Riak Komunikasi Membawa Bencana

Riak Komunikasi Membawa Bencana

Gubernur Kepri Ansar Ahmad (kanan), Wagub Marlin Agustina dan Wali Kota Batam Rudi.

Oleh: Iskandar Zulkarnain Nasution

TAHUN Baru Islam 1443 Islam di Kepulauan Riau memiliki banyak kejutan peristiwa. Peristiwa yang paling terbaru adalah peristiwa ditahannya Bupati Bintan, Apri Sujadi oleh KPK. Lembaga yang baru saja mengubah suai status pegawainya ini menjadi ASN bergerak cepat. Setelah lama tidak terdengar gerakannya bersebab carut marut proses pengalihan status, ASN di KPK begitu dilantik dan diambil sumpah, langsung bergerak. KPK menangkap, menahan dan menjadikan Bupati Bintan Apri Sujadi sebagai tersangka dalam kasus Cukai Rokok di wilayah non Pabean FTZ Bintan.
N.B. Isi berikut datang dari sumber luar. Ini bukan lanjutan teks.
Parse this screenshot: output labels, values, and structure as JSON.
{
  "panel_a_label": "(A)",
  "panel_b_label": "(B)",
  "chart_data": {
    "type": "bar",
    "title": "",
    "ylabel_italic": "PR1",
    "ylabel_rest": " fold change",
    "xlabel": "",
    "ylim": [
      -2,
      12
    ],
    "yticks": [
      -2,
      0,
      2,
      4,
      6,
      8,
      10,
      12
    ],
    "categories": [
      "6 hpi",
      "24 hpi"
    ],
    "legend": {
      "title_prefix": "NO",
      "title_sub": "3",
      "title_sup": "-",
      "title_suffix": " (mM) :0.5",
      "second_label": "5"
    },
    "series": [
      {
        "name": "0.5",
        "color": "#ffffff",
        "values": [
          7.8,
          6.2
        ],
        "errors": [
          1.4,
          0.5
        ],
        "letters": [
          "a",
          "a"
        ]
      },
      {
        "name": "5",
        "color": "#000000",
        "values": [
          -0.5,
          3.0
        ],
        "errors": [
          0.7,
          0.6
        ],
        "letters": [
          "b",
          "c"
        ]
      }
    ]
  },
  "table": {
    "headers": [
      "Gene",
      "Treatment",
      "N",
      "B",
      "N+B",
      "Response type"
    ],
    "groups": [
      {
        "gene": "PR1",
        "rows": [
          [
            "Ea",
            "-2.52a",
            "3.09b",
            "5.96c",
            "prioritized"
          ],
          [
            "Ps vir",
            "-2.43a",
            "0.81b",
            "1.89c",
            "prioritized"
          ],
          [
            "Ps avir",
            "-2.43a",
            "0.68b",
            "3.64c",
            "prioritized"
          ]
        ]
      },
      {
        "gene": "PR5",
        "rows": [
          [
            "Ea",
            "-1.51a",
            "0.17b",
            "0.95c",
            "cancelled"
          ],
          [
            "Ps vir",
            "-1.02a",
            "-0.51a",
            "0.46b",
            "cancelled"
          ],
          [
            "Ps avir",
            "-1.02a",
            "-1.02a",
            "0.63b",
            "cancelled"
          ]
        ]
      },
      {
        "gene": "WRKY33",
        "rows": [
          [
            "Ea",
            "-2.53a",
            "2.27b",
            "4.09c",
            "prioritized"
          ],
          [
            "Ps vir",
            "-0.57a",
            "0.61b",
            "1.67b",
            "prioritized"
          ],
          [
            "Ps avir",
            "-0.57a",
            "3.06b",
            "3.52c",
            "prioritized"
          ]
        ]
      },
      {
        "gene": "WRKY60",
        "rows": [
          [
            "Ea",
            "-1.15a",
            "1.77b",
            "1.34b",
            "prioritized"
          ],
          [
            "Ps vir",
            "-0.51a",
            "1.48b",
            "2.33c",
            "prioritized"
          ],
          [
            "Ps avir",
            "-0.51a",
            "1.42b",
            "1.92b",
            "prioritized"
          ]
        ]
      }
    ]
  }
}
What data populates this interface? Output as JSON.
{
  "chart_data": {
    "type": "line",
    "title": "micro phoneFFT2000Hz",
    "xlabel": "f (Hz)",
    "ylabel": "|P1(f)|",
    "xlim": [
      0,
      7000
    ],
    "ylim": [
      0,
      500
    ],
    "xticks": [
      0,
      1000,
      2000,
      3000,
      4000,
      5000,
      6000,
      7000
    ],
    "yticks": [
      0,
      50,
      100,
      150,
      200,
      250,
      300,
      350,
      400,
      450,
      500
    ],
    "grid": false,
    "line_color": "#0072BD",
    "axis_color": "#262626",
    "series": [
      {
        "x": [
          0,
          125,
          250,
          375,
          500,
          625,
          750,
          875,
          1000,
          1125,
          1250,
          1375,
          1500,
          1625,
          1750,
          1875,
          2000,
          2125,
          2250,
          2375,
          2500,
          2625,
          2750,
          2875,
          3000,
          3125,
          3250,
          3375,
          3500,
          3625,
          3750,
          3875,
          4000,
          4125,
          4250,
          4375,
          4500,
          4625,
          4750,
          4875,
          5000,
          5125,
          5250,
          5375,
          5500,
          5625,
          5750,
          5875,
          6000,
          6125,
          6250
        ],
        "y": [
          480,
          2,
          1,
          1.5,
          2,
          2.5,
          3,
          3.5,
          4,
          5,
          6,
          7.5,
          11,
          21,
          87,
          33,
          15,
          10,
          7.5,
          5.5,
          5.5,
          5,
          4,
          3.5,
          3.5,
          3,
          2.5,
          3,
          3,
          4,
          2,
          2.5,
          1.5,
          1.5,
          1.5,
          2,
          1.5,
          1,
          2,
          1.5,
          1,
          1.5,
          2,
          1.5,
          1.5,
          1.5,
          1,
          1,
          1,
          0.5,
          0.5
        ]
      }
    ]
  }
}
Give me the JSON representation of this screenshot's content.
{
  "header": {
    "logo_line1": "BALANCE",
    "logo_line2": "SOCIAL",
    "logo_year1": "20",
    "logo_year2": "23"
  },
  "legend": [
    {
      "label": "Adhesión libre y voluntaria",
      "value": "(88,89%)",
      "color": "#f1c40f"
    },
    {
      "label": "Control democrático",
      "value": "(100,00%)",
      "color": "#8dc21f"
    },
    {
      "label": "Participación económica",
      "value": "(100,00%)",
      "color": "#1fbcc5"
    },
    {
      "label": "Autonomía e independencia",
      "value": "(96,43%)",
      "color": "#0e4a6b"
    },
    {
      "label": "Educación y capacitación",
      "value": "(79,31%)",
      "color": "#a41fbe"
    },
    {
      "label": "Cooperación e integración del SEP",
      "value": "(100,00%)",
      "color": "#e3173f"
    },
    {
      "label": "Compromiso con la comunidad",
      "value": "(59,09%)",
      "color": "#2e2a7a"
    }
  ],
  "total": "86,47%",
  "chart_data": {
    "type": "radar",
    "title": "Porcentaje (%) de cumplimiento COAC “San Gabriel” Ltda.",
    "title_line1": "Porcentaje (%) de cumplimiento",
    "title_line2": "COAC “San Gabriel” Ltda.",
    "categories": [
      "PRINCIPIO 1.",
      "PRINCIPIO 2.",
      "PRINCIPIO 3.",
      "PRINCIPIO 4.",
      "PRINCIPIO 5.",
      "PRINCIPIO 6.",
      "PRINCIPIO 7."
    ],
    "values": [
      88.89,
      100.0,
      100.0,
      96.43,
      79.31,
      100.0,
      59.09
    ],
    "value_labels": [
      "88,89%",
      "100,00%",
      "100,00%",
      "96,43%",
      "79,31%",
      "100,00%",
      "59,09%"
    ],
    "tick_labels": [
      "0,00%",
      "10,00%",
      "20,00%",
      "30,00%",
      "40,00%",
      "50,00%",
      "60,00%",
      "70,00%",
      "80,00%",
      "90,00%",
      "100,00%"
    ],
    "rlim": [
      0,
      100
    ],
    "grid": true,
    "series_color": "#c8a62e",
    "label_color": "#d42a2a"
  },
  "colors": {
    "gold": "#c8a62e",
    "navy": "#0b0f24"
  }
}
Bupati Bintan, Apri Sujadi, yang juga Ketua Demokrat Kepri versi Moeldoko, adalah sosok kuat, muda dan cemerlang. Bahkan ketika jabatan Ketua Demokrat Kepri lowong sejak pemecatannya oleh AHY, jabatan sebagai ketua Demokrat Kepri masih lowong sehingga kini. Itulah perbandingannya betapa kinerja Apri Sujadi sangat mumpuni di Partai yang berhasil mendudukkan sebagai Bupati di Bintan selama 2 periode. Penahanan oleh KPK ini adalah masa jabatan Apri Sujadi di periode ke 2 sebagai Bupati.

Saya mengenal Apri Sujadi sejak sama sama menuntut ilmu di Universitas Riau, di Pekanbaru. Kami sama juga berada di Fakultas Ilmu Sosial dan Ilmu Politik. Saya kakak kelasnya, Apri Sujadi setingkat di bawah saya. Selain kami, ada juga Ade Angga, Staf khusus Gubernur Kepri, yang sama keluaran dari Fakultas dan Universitas ini.

Apri Sujadi bertemu dengan saya kembali ketika saya terpaksa pindah dari Otorita Batam ke Pemerintah Provinsi Kepri. Saya katakan terpaksa karena saya direkrut dengan sedikit paksaan oleh teman saya, Wira Bulantara, ajudan pimpinan Kepri waktu itu, yang juga satu alumni dengan saya, Apri Sujadi dan Ade Angga. Wira Bulantara merupakan senior saya di Universitas.

Masa awal saya bergabung dengan Pemprov Kepri itulah saya berjumpa dengan Apri Sujadi, waktu itu kami sering bertemu di kedai baju, toko milik keluarganya, dan Apri sering duduk berjualan di sana. Saya kebetulan pula sering rapat di hotel di depan kedai baju milik keluarganya itu. Apri lah yang sering menegur, mengajak diskusi dan beramah tamah.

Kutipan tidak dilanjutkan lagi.